Daily photo by Gary Cosby Jr.|
Barbara and Jimmy Smith will be honored at the Art for Heart event Friday night.
Getting to the HEART of the matter
You hold the key to keeping heart in shape; the Smiths learn this lesson the hard way
By Patrice Stewart
Sometimes you feel some symptoms of heart problems, and sometimes you don’t. February is National Heart Month, and Jimmy and Barbara Smith, a couple who have seen both views of heart disease, will be honored tonight at Art for Heart. This art auction at Burningtree Country Club will raise funds for the American Heart Association’s research and education efforts.
Smith said he is an example of the type who sees his doctor regularly for checkups and never felt any symptoms of heart disease. He is a diabetic, too, so he and his diet were under more scrutiny than some.
The owner of Jimmy Smith Jewelers in Decatur went in for his regular physical in October 2000. He recalls that he was getting ready to go on a business trip, but one doctor led to another and he ended up in Birmingham with bypass surgery for five blockages “which I didn’t know I had.”
He passed his stress test in Decatur, he said, but a dye test showed some problems. Decatur did not have heart surgeons at that time, so they gave him a choice of Huntsville or Birmingham.
“I told Dr. (Michael) Wilensky at Princeton (Baptist Medical Center in Birmingham) that he didn’t have to explain everything he was going to do in advance — just fix me up — and he did,” said Smith.
His wife, Barbara, acknowledges having felt some irregular heartbeats of her own before then, and she had tests run and was told she would need a pacemaker.

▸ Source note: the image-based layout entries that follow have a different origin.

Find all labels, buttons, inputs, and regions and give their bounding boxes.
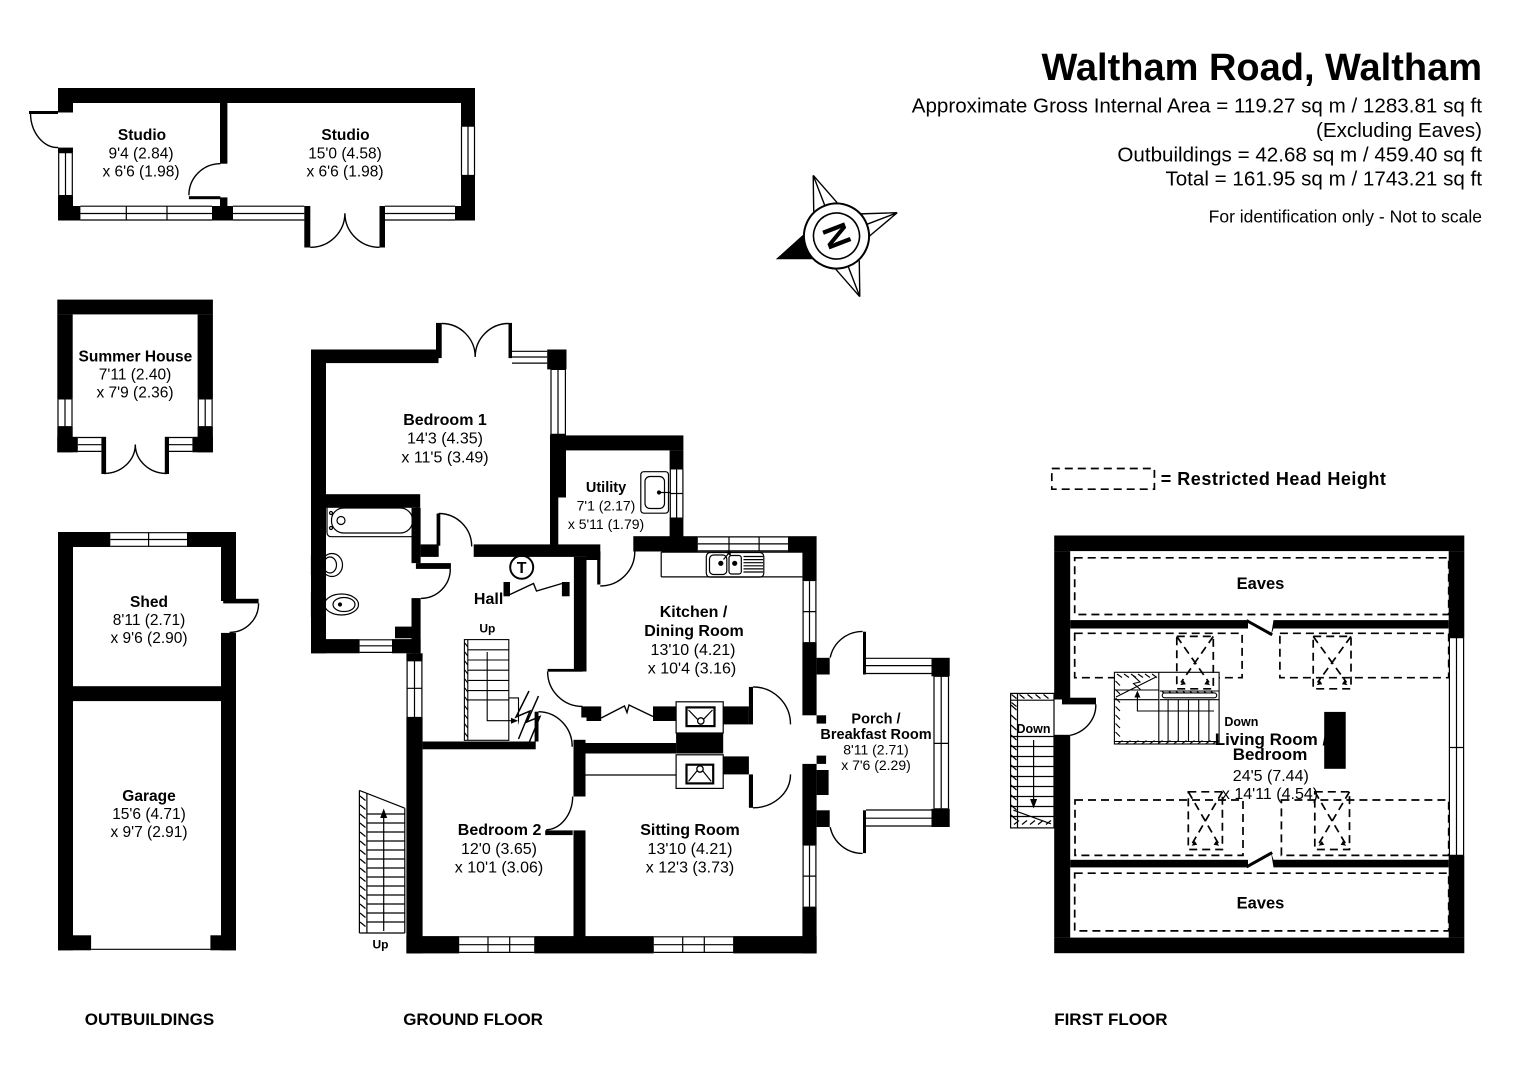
svg-text:8'11 (2.71): 8'11 (2.71) [113,612,185,629]
svg-text:Total = 161.95 sq m / 1743.21: Total = 161.95 sq m / 1743.21 sq ft [1165,168,1482,191]
svg-text:Sitting Room: Sitting Room [640,822,740,839]
svg-text:Outbuildings = 42.68 sq m / 45: Outbuildings = 42.68 sq m / 459.40 sq ft [1117,144,1482,167]
svg-text:x 9'6 (2.90): x 9'6 (2.90) [110,630,187,647]
svg-text:7'1 (2.17): 7'1 (2.17) [577,498,636,514]
svg-text:FIRST FLOOR: FIRST FLOOR [1054,1010,1167,1029]
svg-text:x 5'11 (1.79): x 5'11 (1.79) [568,516,644,532]
svg-text:12'0 (3.65): 12'0 (3.65) [461,841,537,858]
svg-text:7'11 (2.40): 7'11 (2.40) [99,367,171,384]
svg-text:Summer House: Summer House [79,349,193,366]
svg-text:13'10 (4.21): 13'10 (4.21) [648,841,733,858]
svg-text:Porch /: Porch / [851,712,900,728]
svg-text:x 14'11 (4.54): x 14'11 (4.54) [1222,786,1318,803]
svg-text:Studio: Studio [321,127,369,144]
svg-text:8'11 (2.71): 8'11 (2.71) [843,742,908,758]
svg-text:Dining Room: Dining Room [644,623,744,640]
svg-text:x 10'1 (3.06): x 10'1 (3.06) [455,860,543,877]
svg-text:Hall: Hall [474,591,503,608]
svg-text:Bedroom 1: Bedroom 1 [403,412,487,429]
svg-text:T: T [517,560,527,577]
svg-text:GROUND FLOOR: GROUND FLOOR [403,1010,543,1029]
svg-text:For identification only - Not: For identification only - Not to scale [1209,207,1482,227]
svg-text:x 7'6 (2.29): x 7'6 (2.29) [841,757,911,773]
svg-text:x 9'7 (2.91): x 9'7 (2.91) [110,824,187,841]
svg-text:13'10 (4.21): 13'10 (4.21) [651,642,736,659]
svg-text:x 6'6 (1.98): x 6'6 (1.98) [306,164,383,181]
svg-text:Kitchen /: Kitchen / [660,604,728,621]
svg-text:15'6 (4.71): 15'6 (4.71) [112,806,186,823]
svg-text:Utility: Utility [586,480,626,496]
svg-text:15'0 (4.58): 15'0 (4.58) [308,146,382,163]
svg-text:x 6'6 (1.98): x 6'6 (1.98) [102,164,179,181]
svg-text:Garage: Garage [122,788,176,805]
svg-text:24'5 (7.44): 24'5 (7.44) [1233,768,1309,785]
svg-text:(Excluding Eaves): (Excluding Eaves) [1316,119,1482,142]
svg-text:= Restricted Head Height: = Restricted Head Height [1161,469,1387,489]
svg-text:x 10'4 (3.16): x 10'4 (3.16) [648,661,736,678]
svg-text:x 7'9 (2.36): x 7'9 (2.36) [96,385,173,402]
svg-text:Eaves: Eaves [1237,895,1285,913]
svg-text:Shed: Shed [130,594,168,611]
svg-text:14'3 (4.35): 14'3 (4.35) [407,431,483,448]
svg-text:Studio: Studio [118,127,166,144]
svg-text:x 11'5 (3.49): x 11'5 (3.49) [401,450,488,467]
svg-text:Eaves: Eaves [1237,575,1285,593]
svg-text:x 12'3 (3.73): x 12'3 (3.73) [646,860,734,877]
svg-text:Down: Down [1224,715,1258,729]
svg-text:9'4 (2.84): 9'4 (2.84) [109,146,174,163]
svg-text:Bedroom: Bedroom [1233,745,1308,764]
svg-text:Down: Down [1016,722,1050,736]
svg-text:Up: Up [479,622,495,636]
svg-text:Waltham Road, Waltham: Waltham Road, Waltham [1041,47,1482,89]
svg-text:OUTBUILDINGS: OUTBUILDINGS [85,1010,214,1029]
svg-text:Up: Up [373,938,389,952]
svg-text:Bedroom 2: Bedroom 2 [458,822,542,839]
svg-text:Approximate Gross Internal Are: Approximate Gross Internal Area = 119.27… [912,95,1483,118]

“But they didn’t say I needed it now,” she recalled. “So when I went down with Jimmy for his surgery, I passed out and they put me in his bed. The cardiologist said I needed to go ahead and do it, so three weeks later I got a pacemaker.”
That wasn’t the end of it, however. Two years later she was walking down a street in New Orleans with a friend and began to feel short of breath and chest pains, so she stopped to rest. Tests showed five blocked arteries, and four needed bypasses, so she got that taken care of exactly two years after her husband’s surgery.

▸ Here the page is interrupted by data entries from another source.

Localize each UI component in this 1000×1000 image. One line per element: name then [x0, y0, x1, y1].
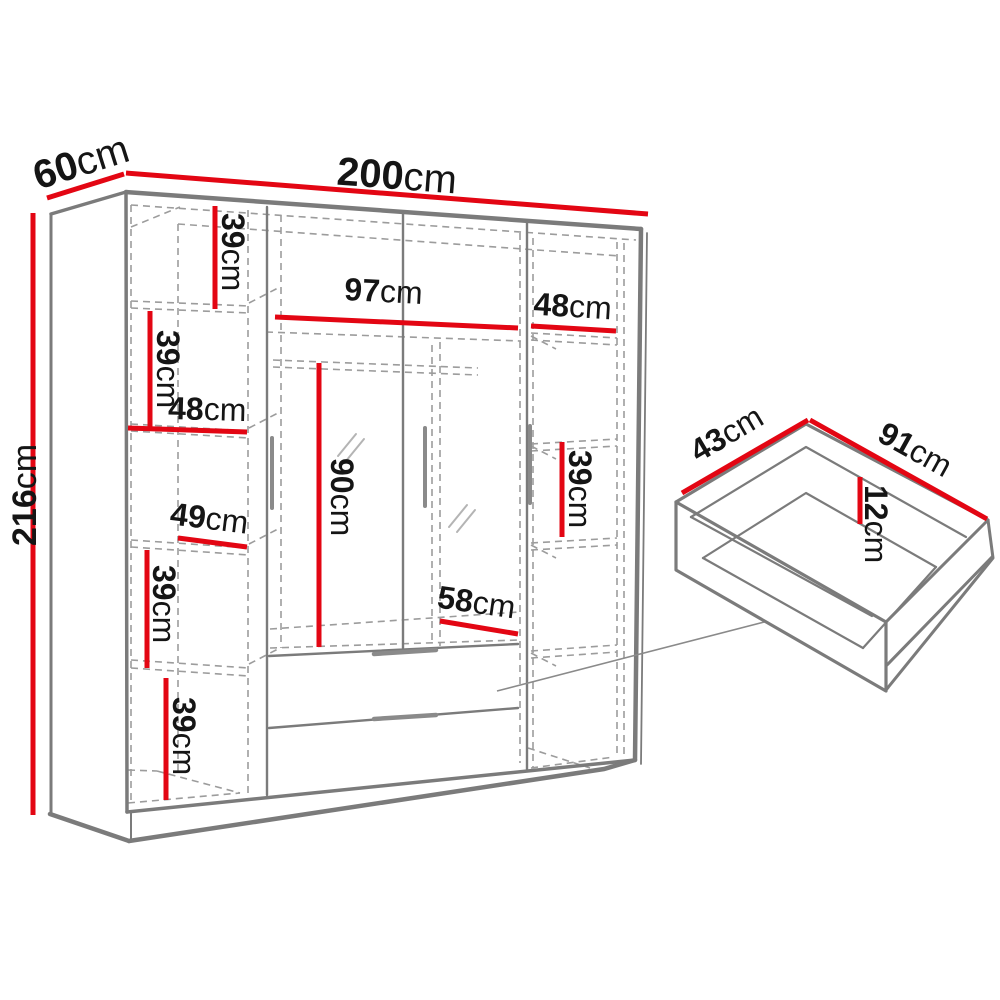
left-shelf1-front-dashed: [131, 301, 249, 306]
dim-middle-width97-label: 97cm: [344, 271, 424, 311]
dim-left-shelf1-label: 39cm: [215, 213, 251, 291]
dim-left-width49-label: 49cm: [168, 495, 250, 540]
middle-shelf-bottom-dashed: [273, 367, 478, 375]
left-panel-bottom-edge: [50, 814, 129, 841]
wardrobe-dimension-diagram: 60cm 200cm 216cm 39cm 39cm 48cm 49cm 39c…: [0, 0, 1000, 1000]
left-shelf4-bottom-dashed: [131, 668, 249, 676]
left-shelf1-diagonal-dashed: [249, 288, 278, 303]
front-right-edge: [635, 229, 641, 760]
right-shelf3-bottom-dashed: [531, 545, 617, 550]
dim-height-label: 216cm: [6, 444, 44, 546]
dim-width-label: 200cm: [335, 150, 458, 203]
dim-drawer-height12-label: 12cm: [858, 485, 894, 563]
left-shelf3-diagonal-dashed: [249, 529, 278, 544]
dim-line-middle-width-97: [275, 317, 518, 328]
left-floor-back-dashed: [128, 770, 157, 771]
drawer-front-panel: [676, 502, 886, 691]
dim-left-width48-label: 48cm: [168, 390, 247, 428]
left-shelf2-diagonal-dashed: [249, 413, 278, 428]
plinth-bottom-edge: [129, 760, 635, 841]
drawer-leader-line: [497, 621, 768, 691]
dim-left-shelf3-label: 39cm: [146, 565, 182, 643]
interior-top-diagonal-dashed: [131, 207, 180, 227]
dim-hanging90-label: 90cm: [324, 458, 360, 536]
right-shelf4-front-dashed: [531, 645, 617, 651]
dim-right-shelf39-label: 39cm: [562, 450, 598, 528]
right-shelf2-diagonal-dashed: [531, 446, 556, 459]
right-shelf4-diagonal-dashed: [531, 653, 556, 666]
right-shelf3-front-dashed: [531, 538, 617, 543]
diagram-canvas: 60cm 200cm 216cm 39cm 39cm 48cm 49cm 39c…: [0, 0, 1000, 1000]
dim-right-width48-label: 48cm: [533, 286, 613, 327]
right-shelf1-front-dashed: [531, 333, 617, 338]
middle-top-shelf-dashed: [266, 332, 521, 341]
middle-shelf-front-dashed: [273, 360, 478, 368]
dim-drawer-depth43-label: 43cm: [684, 398, 770, 469]
dim-drawer-width91-label: 91cm: [872, 415, 958, 484]
right-shelf4-bottom-dashed: [531, 652, 617, 658]
dim-bottom58-label: 58cm: [435, 579, 517, 626]
drawer-handle-bottom: [374, 715, 436, 719]
right-shelf1-diagonal-dashed: [531, 336, 556, 349]
right-shelf2-front-dashed: [531, 439, 617, 444]
right-shelf3-diagonal-dashed: [531, 545, 556, 558]
front-left-edge: [126, 192, 127, 812]
dim-left-shelf4-label: 39cm: [166, 697, 202, 775]
dim-line-right-width-48: [531, 326, 616, 331]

Both try to watch what they eat and get exercise. He has a walking route near their home in warmer months, while she likes to ride her exercise bicycle at home, which is easier on her bad knee.
“We have always supported Heart Association events,” said Smith, 73, and now they are beneficiaries of the type of research funded by proceeds from the annual Art for Heart and Heart Walk events.
“We all know heart disease is the No. 1 killer, so I urge others to get to the doctor for checkups, take all the tests and keep a close watch on this,” he said, “because I was walking around with all that blockage and could have dropped dead with a heart attack.”
If you go
What: Art for Heart, a fundraiser held by the Morgan County Art Guild for the American Heart Association
When: Friday, Feb. 9, with silent auction of art by area artists beginning at 7 p.m. and a live auction with Ed Nichols as auctioneer at 8 p.m.
Where: Burningtree Country Club
Admission: $50 per person at the door (no advance reservation needed), including heavy hors d’oeuvres and a ticket for a complimentary wine or beer; a disc jockey will take requests for favorite songs and the dress is casual, said Sissy Graves, co-chair with Sara Watkins.